Close, but no cigar. The phrase with "Spaß" is a particular German formulation whose construction you don't find in english. I'd translate this as follows:

"I, too, have a theory about art, hard to believe what kinds of things one gets enjoyment from, but I keep it to myself as my own personal opinion (otherwise I'd always have to follow it) and would prefer to be known as a somewhat crazed free thinker who lacks an ability to form an opinion."

Hey, nobody said this language was easy ...


7.20.2007 12:33pm
Uhlenspiegel (mail):
My (free) translation

I have a theory of art as well, oh the things that you can waste time with, but I keep it to myself (otherwise I would be bound by it) and rather be considered a slightly irrational country bumpkin lacking consistent principles.

As pointed out above it is an interjection. It denigrates art theory as a wast of time, only good for amusing mind games. I would literally tranlate it as: the things that can amuse.
7.20.2007 2:13pm
Tanker J.D.:
I'm an English speaker, but have taken German in High School, College, and auditted courses while in Law School. I also lived in Germany for a bit.


First, the phrase is certainly paranthetical, and should be set off appropriately, with commas if it is still clear, otherwise with parentheses.

Also, the jist of it is something along the lines of "what one person finds fun, another won't" or "not everyone finds fun the things that one person does." It is not just self-referential as is the phrase, for exmample, "oh the things one can enjoy," because the phrase contains both "einem" and "alles".

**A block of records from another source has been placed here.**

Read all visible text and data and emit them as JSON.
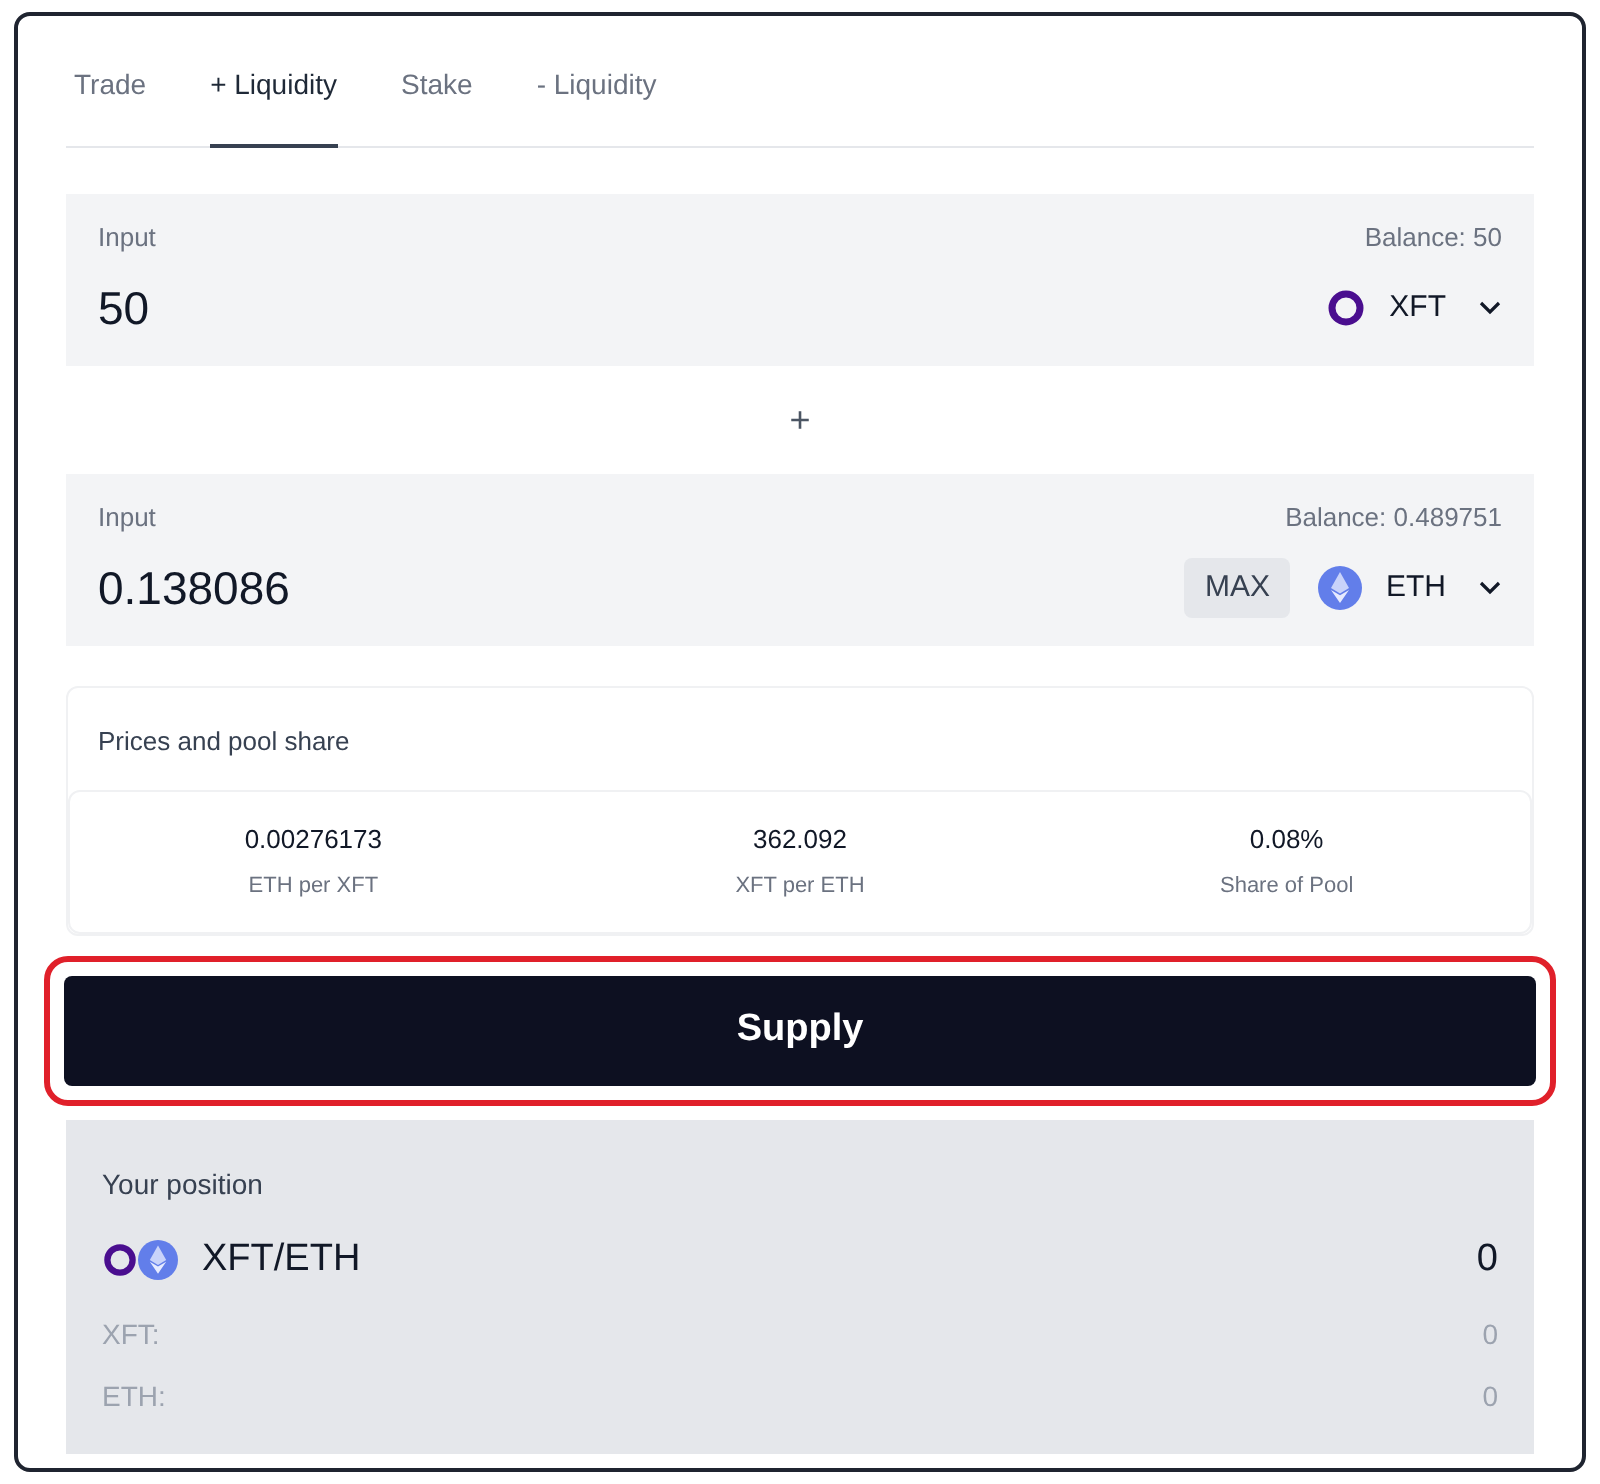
{
  "tabs": [
    {
      "label": "Trade",
      "selected": false
    },
    {
      "label": "+ Liquidity",
      "selected": true
    },
    {
      "label": "Stake",
      "selected": false
    },
    {
      "label": "- Liquidity",
      "selected": false
    }
  ],
  "inputs": [
    {
      "label": "Input",
      "balance": "Balance: 50",
      "value": "50",
      "token": {
        "kind": "xft",
        "symbol": "XFT"
      }
    },
    {
      "label": "Input",
      "balance": "Balance: 0.489751",
      "value": "0.138086",
      "max": "MAX",
      "token": {
        "kind": "eth",
        "symbol": "ETH"
      }
    }
  ],
  "plus": "+",
  "prices": {
    "title": "Prices and pool share",
    "stats": [
      {
        "value": "0.00276173",
        "label": "ETH per XFT"
      },
      {
        "value": "362.092",
        "label": "XFT per ETH"
      },
      {
        "value": "0.08%",
        "label": "Share of Pool"
      }
    ]
  },
  "supply_button": {
    "label": "Supply",
    "highlighted": true
  },
  "position": {
    "title": "Your position",
    "pair": "XFT/ETH",
    "amount": "0",
    "rows": [
      {
        "label": "XFT:",
        "value": "0"
      },
      {
        "label": "ETH:",
        "value": "0"
      }
    ]
  }
}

One literal translation might be "Also, I have a theory of art, which makes some but not all happy . . . " The problem with that translation, however, is that it seems to refer to the speaker's own theory of art, not the process of theorizing about art, which seems to be the true meaning of the phrase.

Maybe this is better:

"Also, I have an theory of art (fun for one is not for all) . . ."
7.20.2007 2:48pm
Sasha Volokh (mail) (www):
Thanks, all. You can continue posting if you like, but I've put my preferred translation into the update to the post.
7.20.2007 3:19pm
Uhlenspiegel (mail):
I disagree with the translations that translate the phrase as something like "fun for some, but not others" The best translation for the word Spass in this context is "amuse," not fun, as in "amusing distraction." To understand the text better I tried to find the complete sentence. I am giving the original and my translation of the previous sentence and the first part of the sentence in question below:

Man spiele den Vordergrund richtig, den ich gebe, der Hintergrund wird sich von selber einstellen.
Ich zähle mich nicht zur heutigen Avantgarde, gewiß, auch ich habe eine Kunsttheorie, was macht einem nicht alles Spaß,

Play the scene as I rendered it, the backdrop will become clear on its own. I do not count myslef among the current Avant-garde, even though I have a theory of art as well - oh the thing that you can waste time with -

PS: I am a native German speaker, even though I have lived in the US for 20+ years and may have forgotten a few things.
7.20.2007 3:27pm
Lawrence (mail):
Quibble: [A]uch ich = [E]ven I. Thus the author sets the tone of the quote.

I would not translate "alles."
7.20.2007 3:37pm
The Real Bill (mail):
My wife is a native German speaker who attended university in the US. Here's her version:

I, too, have a theory of art--the things you can get into!--but I keep it to myself (otherwise I would have to adhere to it) and I'd rather be known as the slightly confused natureboy lacking a viewpoint.